Ключарка до половины — воробью по колено, но под правым берегом омут. Там — с ручками. Там мы и купаемся. А греться вылезаем на левый берег, на мелкий желтый песок, плотно прибитый нашими телами.
На самой мелкоте у берега хлюпает мелюзга. Какой-то карапуз лежит наполовину в воде, наполовину на берегу и восторженно кричит таким же шпингалетам, как и он сам: «Идите сюда! Здесь мелкая глубочина!»
Мы со Степкой накупались до синих губ и отогреваемся на горячем песке рядом с «мелкой глубочиной». А Федьки все не видно. Наконец он пришел. Скучный. Сел рядом. Сопит.
— Ты чего? — спрашивает Степка, вглядываясь в грязные потеки на Федькином лице.
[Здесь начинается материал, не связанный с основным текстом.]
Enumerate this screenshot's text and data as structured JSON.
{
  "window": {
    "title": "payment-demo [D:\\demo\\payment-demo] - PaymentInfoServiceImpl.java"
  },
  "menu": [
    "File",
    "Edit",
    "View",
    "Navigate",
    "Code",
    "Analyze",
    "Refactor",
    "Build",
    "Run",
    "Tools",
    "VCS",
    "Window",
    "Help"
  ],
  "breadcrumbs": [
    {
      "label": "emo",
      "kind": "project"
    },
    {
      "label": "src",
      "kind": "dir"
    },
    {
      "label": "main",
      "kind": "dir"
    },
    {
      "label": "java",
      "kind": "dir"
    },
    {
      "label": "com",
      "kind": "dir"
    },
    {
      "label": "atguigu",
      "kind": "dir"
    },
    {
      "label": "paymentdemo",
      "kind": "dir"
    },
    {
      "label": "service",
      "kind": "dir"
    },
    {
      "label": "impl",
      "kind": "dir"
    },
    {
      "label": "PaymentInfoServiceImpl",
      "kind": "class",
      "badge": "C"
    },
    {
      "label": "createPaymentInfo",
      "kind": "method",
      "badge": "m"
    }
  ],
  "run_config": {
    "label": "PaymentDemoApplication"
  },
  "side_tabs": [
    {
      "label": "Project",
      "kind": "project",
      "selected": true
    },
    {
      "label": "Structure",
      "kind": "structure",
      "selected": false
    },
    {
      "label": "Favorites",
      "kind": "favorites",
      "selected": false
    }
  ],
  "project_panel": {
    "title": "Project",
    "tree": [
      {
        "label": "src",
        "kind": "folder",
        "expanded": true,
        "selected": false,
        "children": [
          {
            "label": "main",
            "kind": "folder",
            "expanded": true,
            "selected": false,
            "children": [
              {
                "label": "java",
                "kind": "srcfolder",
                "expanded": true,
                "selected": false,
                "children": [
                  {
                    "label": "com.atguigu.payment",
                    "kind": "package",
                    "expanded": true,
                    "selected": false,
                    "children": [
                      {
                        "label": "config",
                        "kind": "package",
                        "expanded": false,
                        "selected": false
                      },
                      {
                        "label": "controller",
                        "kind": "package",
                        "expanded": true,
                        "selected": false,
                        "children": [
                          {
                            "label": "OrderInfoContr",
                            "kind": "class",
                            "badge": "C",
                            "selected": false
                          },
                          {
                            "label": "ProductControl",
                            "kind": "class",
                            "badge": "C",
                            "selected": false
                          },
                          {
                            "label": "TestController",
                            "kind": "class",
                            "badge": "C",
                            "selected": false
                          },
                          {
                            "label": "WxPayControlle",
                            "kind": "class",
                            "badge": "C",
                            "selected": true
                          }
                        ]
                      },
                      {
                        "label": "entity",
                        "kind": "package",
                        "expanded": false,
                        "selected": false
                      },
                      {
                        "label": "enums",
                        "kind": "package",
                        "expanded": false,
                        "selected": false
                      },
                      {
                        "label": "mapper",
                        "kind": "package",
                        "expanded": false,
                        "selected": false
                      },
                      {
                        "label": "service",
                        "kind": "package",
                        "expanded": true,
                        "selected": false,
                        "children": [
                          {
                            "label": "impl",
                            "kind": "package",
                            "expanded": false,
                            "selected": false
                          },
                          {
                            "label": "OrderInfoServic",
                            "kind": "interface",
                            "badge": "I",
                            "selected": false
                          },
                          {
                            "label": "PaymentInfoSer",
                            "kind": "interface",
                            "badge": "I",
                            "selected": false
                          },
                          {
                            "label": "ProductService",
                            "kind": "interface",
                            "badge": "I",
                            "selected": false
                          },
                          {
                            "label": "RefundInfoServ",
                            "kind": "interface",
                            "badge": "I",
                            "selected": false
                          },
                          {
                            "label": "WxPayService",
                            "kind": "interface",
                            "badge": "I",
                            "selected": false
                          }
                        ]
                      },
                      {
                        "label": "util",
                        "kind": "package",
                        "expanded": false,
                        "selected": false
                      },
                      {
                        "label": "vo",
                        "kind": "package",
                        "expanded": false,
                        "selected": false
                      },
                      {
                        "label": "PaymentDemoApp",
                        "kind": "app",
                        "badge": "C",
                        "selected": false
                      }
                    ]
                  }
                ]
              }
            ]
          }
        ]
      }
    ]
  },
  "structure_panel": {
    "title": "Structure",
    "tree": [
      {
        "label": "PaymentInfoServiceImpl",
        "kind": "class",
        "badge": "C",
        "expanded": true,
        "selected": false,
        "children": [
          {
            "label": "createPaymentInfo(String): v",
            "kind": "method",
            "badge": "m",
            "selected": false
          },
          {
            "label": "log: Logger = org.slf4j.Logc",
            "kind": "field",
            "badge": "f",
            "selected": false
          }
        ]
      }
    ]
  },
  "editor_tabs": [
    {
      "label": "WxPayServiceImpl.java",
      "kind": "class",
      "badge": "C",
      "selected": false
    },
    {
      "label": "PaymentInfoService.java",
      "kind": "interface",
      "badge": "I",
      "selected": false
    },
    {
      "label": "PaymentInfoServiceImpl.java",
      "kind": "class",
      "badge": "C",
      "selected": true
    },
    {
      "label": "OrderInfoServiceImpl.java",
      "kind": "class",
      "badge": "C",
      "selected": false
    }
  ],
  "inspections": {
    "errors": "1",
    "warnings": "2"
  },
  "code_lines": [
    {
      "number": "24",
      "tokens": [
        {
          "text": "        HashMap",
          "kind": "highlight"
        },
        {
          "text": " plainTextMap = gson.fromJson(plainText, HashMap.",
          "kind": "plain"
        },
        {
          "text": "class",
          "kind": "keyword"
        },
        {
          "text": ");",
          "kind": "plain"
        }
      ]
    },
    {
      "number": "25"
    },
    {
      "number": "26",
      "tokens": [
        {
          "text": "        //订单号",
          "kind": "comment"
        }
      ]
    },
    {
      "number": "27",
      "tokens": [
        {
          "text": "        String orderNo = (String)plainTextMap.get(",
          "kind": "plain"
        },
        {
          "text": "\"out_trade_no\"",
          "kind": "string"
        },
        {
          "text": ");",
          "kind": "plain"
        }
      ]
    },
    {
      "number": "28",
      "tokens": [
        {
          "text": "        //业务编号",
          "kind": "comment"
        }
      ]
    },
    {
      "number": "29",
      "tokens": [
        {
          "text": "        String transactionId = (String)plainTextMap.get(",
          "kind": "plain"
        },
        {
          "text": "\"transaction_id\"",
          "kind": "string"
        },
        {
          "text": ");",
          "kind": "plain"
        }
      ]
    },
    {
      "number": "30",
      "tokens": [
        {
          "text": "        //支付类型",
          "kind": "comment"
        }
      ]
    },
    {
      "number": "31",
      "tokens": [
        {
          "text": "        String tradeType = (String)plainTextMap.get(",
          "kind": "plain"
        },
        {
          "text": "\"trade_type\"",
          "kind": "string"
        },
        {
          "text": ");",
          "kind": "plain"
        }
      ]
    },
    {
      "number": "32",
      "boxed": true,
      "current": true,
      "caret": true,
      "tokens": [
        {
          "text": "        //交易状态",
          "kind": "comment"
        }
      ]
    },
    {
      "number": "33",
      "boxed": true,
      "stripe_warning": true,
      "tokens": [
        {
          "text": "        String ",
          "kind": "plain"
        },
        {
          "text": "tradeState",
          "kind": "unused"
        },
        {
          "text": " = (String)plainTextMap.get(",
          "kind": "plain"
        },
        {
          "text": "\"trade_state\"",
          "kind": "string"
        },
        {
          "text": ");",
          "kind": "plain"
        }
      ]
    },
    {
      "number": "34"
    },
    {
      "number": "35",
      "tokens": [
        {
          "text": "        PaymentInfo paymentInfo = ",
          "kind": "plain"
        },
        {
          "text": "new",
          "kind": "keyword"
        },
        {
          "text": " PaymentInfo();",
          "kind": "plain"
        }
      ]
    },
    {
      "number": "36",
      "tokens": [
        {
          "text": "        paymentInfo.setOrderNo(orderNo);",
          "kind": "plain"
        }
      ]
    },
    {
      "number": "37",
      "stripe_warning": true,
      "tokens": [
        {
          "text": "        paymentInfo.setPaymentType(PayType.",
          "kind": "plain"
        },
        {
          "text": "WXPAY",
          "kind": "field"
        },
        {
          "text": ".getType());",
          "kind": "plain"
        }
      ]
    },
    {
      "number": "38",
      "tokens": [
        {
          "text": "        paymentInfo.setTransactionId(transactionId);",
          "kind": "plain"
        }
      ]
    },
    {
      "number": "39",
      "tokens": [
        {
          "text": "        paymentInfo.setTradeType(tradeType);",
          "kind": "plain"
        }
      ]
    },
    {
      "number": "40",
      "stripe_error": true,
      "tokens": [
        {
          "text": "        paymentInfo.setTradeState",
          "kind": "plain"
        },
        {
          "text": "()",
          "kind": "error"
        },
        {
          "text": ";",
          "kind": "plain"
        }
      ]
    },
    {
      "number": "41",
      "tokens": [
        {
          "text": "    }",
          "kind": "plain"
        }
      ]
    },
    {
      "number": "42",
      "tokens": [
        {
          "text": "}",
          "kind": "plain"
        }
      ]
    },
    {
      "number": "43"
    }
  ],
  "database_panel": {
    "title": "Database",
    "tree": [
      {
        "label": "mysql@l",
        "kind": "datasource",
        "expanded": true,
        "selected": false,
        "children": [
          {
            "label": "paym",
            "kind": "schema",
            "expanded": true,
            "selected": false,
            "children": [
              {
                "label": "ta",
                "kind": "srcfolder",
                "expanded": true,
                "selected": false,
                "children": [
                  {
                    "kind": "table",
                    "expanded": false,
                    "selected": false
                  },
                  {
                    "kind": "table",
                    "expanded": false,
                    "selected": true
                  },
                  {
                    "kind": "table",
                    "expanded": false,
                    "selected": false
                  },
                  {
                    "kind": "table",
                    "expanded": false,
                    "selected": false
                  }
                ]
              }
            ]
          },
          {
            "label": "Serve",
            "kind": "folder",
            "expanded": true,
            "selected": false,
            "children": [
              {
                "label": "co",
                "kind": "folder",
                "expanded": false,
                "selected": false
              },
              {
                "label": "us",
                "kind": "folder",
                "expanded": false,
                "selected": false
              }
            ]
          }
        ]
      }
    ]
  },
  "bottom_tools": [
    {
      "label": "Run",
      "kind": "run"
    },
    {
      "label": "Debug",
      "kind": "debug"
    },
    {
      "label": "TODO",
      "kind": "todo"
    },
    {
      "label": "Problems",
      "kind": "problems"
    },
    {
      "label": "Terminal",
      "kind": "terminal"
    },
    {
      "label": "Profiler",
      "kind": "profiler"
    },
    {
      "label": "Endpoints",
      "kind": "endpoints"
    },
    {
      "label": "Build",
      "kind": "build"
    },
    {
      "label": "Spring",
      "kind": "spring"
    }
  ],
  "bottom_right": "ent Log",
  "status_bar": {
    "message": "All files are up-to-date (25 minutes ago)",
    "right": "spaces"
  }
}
— Тятька выпорол, — тяжело вздыхает Федька.
— За что?
— За мед.
И Федька поведал нам горестную историю.
Был у них лагушок меду, который Федькина мать берегла пуще глаза к празднику, гостям особо важным. Летом Федька никогда не ел вместе с семьей и потому не знал, что мед не трогают. Думал, все едят, и сам ел потихоньку. Ел, ел да и слопал весь.
— Целый лагушок?! — ахаем мы и смотрим на Федькино пузо.
— Дык… я ж не враз. Кабы не Сусечиха… А то приперлась. А мамка перед ней рассыпалась. Муку у них занимали. Отдавать надо, а нечем. Вот мамка и вздумала усластить. Сунулась в лагушок, а там оскребушки. Тятька выпорол.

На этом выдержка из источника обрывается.